Bacillus Calmette-Guerin (BCG), a tuberculosis vaccine, is another example of a bacterial agent that induces trained immunity. Remarkably, it provides non-targeted protective effects against viral and bacterial infections and exerts anti-tumor effects by enhancing neutrophil activity (39,40). Neutrophils trained by BCG vaccination exhibit (i) enhanced efficacy in killing the fungal pathogen Candida albicans, (ii) increased ROS production, and (iii) upregulated expression of degranulation markers (40). Therefore, it will be important to compare the immune-training capability of GAPDH with those of Zymosan and BCG.

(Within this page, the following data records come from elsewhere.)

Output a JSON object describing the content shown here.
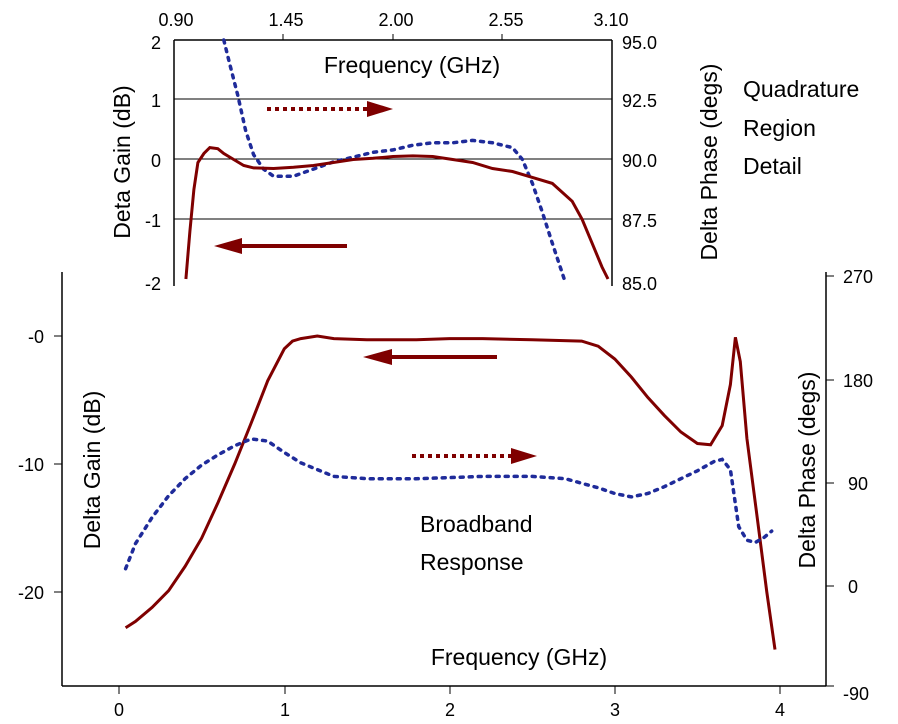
{
  "colors": {
    "gain": "#7f0000",
    "phase": "#1f2b9a",
    "axis": "#000000",
    "grid": "#000000"
  },
  "chart_data": [
    {
      "id": "broadband",
      "type": "line",
      "title": "",
      "annotation": [
        "Broadband",
        "Response"
      ],
      "xlabel": "Frequency (GHz)",
      "ylabel_left": "Delta Gain (dB)",
      "ylabel_right": "Delta Phase (degs)",
      "xlim": [
        0,
        4
      ],
      "ylim_left": [
        -27,
        5
      ],
      "ylim_right": [
        -90,
        270
      ],
      "xticks": [
        "0",
        "1",
        "2",
        "3",
        "4"
      ],
      "yticks_left": [
        "-0",
        "-10",
        "-20"
      ],
      "yticks_right": [
        "270",
        "180",
        "90",
        "0",
        "-90"
      ],
      "grid": false,
      "series": [
        {
          "axis": "left",
          "style": "solid",
          "color_key": "gain",
          "x": [
            0.04,
            0.1,
            0.2,
            0.3,
            0.4,
            0.5,
            0.6,
            0.7,
            0.8,
            0.9,
            1.0,
            1.05,
            1.1,
            1.2,
            1.3,
            1.5,
            1.8,
            2.0,
            2.2,
            2.5,
            2.8,
            2.9,
            3.0,
            3.1,
            3.2,
            3.3,
            3.4,
            3.5,
            3.58,
            3.65,
            3.7,
            3.73,
            3.76,
            3.8,
            3.86,
            3.92,
            3.97
          ],
          "y": [
            -22.8,
            -22.3,
            -21.2,
            -19.9,
            -18.0,
            -15.8,
            -13.0,
            -10.0,
            -6.8,
            -3.5,
            -1.0,
            -0.4,
            -0.2,
            0.0,
            -0.2,
            -0.3,
            -0.3,
            -0.2,
            -0.2,
            -0.3,
            -0.4,
            -0.8,
            -1.8,
            -3.2,
            -4.8,
            -6.2,
            -7.5,
            -8.4,
            -8.5,
            -7.0,
            -3.8,
            -0.1,
            -2.0,
            -8.0,
            -14.0,
            -20.0,
            -24.5
          ]
        },
        {
          "axis": "right",
          "style": "dotted",
          "color_key": "phase",
          "x": [
            0.04,
            0.1,
            0.2,
            0.3,
            0.4,
            0.5,
            0.6,
            0.7,
            0.8,
            0.9,
            1.0,
            1.1,
            1.2,
            1.3,
            1.5,
            1.8,
            2.0,
            2.2,
            2.5,
            2.7,
            2.9,
            3.0,
            3.1,
            3.2,
            3.3,
            3.4,
            3.5,
            3.55,
            3.6,
            3.65,
            3.7,
            3.75,
            3.8,
            3.85,
            3.9,
            3.95
          ],
          "y": [
            13,
            35,
            58,
            77,
            92,
            104,
            113,
            121,
            127,
            125,
            115,
            106,
            100,
            94,
            92,
            92,
            93,
            94,
            94,
            92,
            84,
            79,
            76,
            79,
            85,
            92,
            99,
            103,
            107,
            109,
            100,
            50,
            38,
            36,
            40,
            46
          ]
        }
      ]
    },
    {
      "id": "quadrature",
      "type": "line",
      "title": "",
      "annotation": [
        "Quadrature",
        "Region",
        "Detail"
      ],
      "xlabel": "Frequency (GHz)",
      "ylabel_left": "Deta Gain (dB)",
      "ylabel_right": "Delta Phase (degs)",
      "xlim": [
        0.9,
        3.1
      ],
      "ylim_left": [
        -2,
        2
      ],
      "ylim_right": [
        85,
        95
      ],
      "xticks": [
        "0.90",
        "1.45",
        "2.00",
        "2.55",
        "3.10"
      ],
      "yticks_left": [
        "2",
        "1",
        "0",
        "-1",
        "-2"
      ],
      "yticks_right": [
        "95.0",
        "92.5",
        "90.0",
        "87.5",
        "85.0"
      ],
      "grid": true,
      "series": [
        {
          "axis": "left",
          "style": "solid",
          "color_key": "gain",
          "x": [
            0.96,
            0.98,
            1.0,
            1.02,
            1.05,
            1.08,
            1.12,
            1.15,
            1.2,
            1.25,
            1.3,
            1.4,
            1.5,
            1.6,
            1.7,
            1.8,
            1.9,
            2.0,
            2.1,
            2.2,
            2.3,
            2.4,
            2.5,
            2.6,
            2.7,
            2.8,
            2.9,
            2.95,
            3.0,
            3.05,
            3.08
          ],
          "y": [
            -2.0,
            -1.2,
            -0.5,
            -0.05,
            0.1,
            0.2,
            0.18,
            0.1,
            0.0,
            -0.1,
            -0.14,
            -0.15,
            -0.13,
            -0.1,
            -0.05,
            0.0,
            0.02,
            0.05,
            0.06,
            0.05,
            0.0,
            -0.05,
            -0.15,
            -0.2,
            -0.3,
            -0.4,
            -0.7,
            -1.0,
            -1.4,
            -1.8,
            -2.0
          ]
        },
        {
          "axis": "right",
          "style": "dotted",
          "color_key": "phase",
          "x": [
            1.15,
            1.18,
            1.22,
            1.26,
            1.3,
            1.35,
            1.4,
            1.5,
            1.6,
            1.7,
            1.8,
            1.9,
            2.0,
            2.1,
            2.2,
            2.3,
            2.4,
            2.5,
            2.6,
            2.65,
            2.7,
            2.75,
            2.8,
            2.86
          ],
          "y": [
            95.0,
            94.0,
            92.7,
            91.2,
            90.2,
            89.6,
            89.3,
            89.3,
            89.6,
            89.9,
            90.1,
            90.3,
            90.4,
            90.6,
            90.7,
            90.7,
            90.8,
            90.7,
            90.5,
            90.0,
            89.0,
            87.8,
            86.5,
            85.0
          ]
        }
      ]
    }
  ]
}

In summary, our study has uncovered a novel mechanism through which S. epidermidis AIT01 or its GAPDH can modify the host’s innate immune response to multiple airway infections, by enhancing neutrophil infiltration and TNFα production. These findings highlight the beneficial effect of pre-existing airway commensal microbiome on promoting host infection resistance. Our data suggest that AIT01 GAPDH could serve as a therapeutic agent for modulating innate defenses in the lung. This approach may offer an alternative to microbiome transplantation for enhancing immune system development and overcoming associated complications.

Abbreviations

BALF

bronchoalveolar lavage fluid

BCG

Bacillus Calmette-Guerin

CFU

colony-forming units

GF

germ-free

IAV

influenza A virus

MDCK

Madin-Darby canine kidney

MSA

mannitol salt agar

NALF

nasal lavage fluid

PSM

phenol-soluble modulin

rGAPDH

recombinant GAPDH

SPF

specific pathogen-free

TSA

tryptic soy agar

TSB

tryptic soy broth

SUPPLEMENTARY MATERIALS

Supplementary Table 1

Staphylococcus epidermidis clinical isolates from human nasal cavity and their proteolytic activities, related to Figure 1A

Supplementary Table 2

Bacterial strains used in this study

Supplementary Table 3

Primers used in this study

Supplementary Figure 1

Gating strategy for immune cell analysis in mouse lung. (A) Gating strategy for live CD45⁺ cells. (B) Gating strategy for live CD45⁺TCRβ^-cells. (C) Gating strategy for Neutrophils (CD45⁺TCRβ^-CD11b⁺Ly6G⁺). Gating for the different innate immune cell subsets pre-gated on live CD45⁺TCRβ^-Neutrophil^- cells: Monocytes (D, CD11b⁺); Dendritic cells (E; Q3, CD11c⁺); Macrophages (E; Q2, F4/80⁺).

Supplementary Figure 2

GF mice are more sensitive to PAO1 infection than are SPF mice. Survival curve of GF and SPF mice following PAO1 intranasal infection. When administered 10⁷ CFU of PAO1, GF mice (n=3) died within 20 h, whereas SPF mice (n=3) survived for 24 h. Log-rank (Mantel-Cox) test.

Supplementary Figure 3

Flow cytometry analysis of other innate immune cells, related to Figure 6E and F. (A) Flow cytometry analysis of other innate immune cells that are infiltrated in the AIT01 rGPADH-treated mice lung. Frequencies of monocyte (CD11b⁺, left), dendritic cells (CD11c⁺, middle), and macrophages (F4/80⁺, right) within gated on CD45⁺TCRβ^-Netrophoil^-. (B) The percentage of the different immune cell subsets producing TNFα gated on CD45⁺TCRβ^-Neutrophil^- cells in the mice lung after 24 h of PBS or AIT01 rGAPDH treatment. Statistical differences were assessed by Student’s t-test. Data are mean ± SEM (n=4 per group).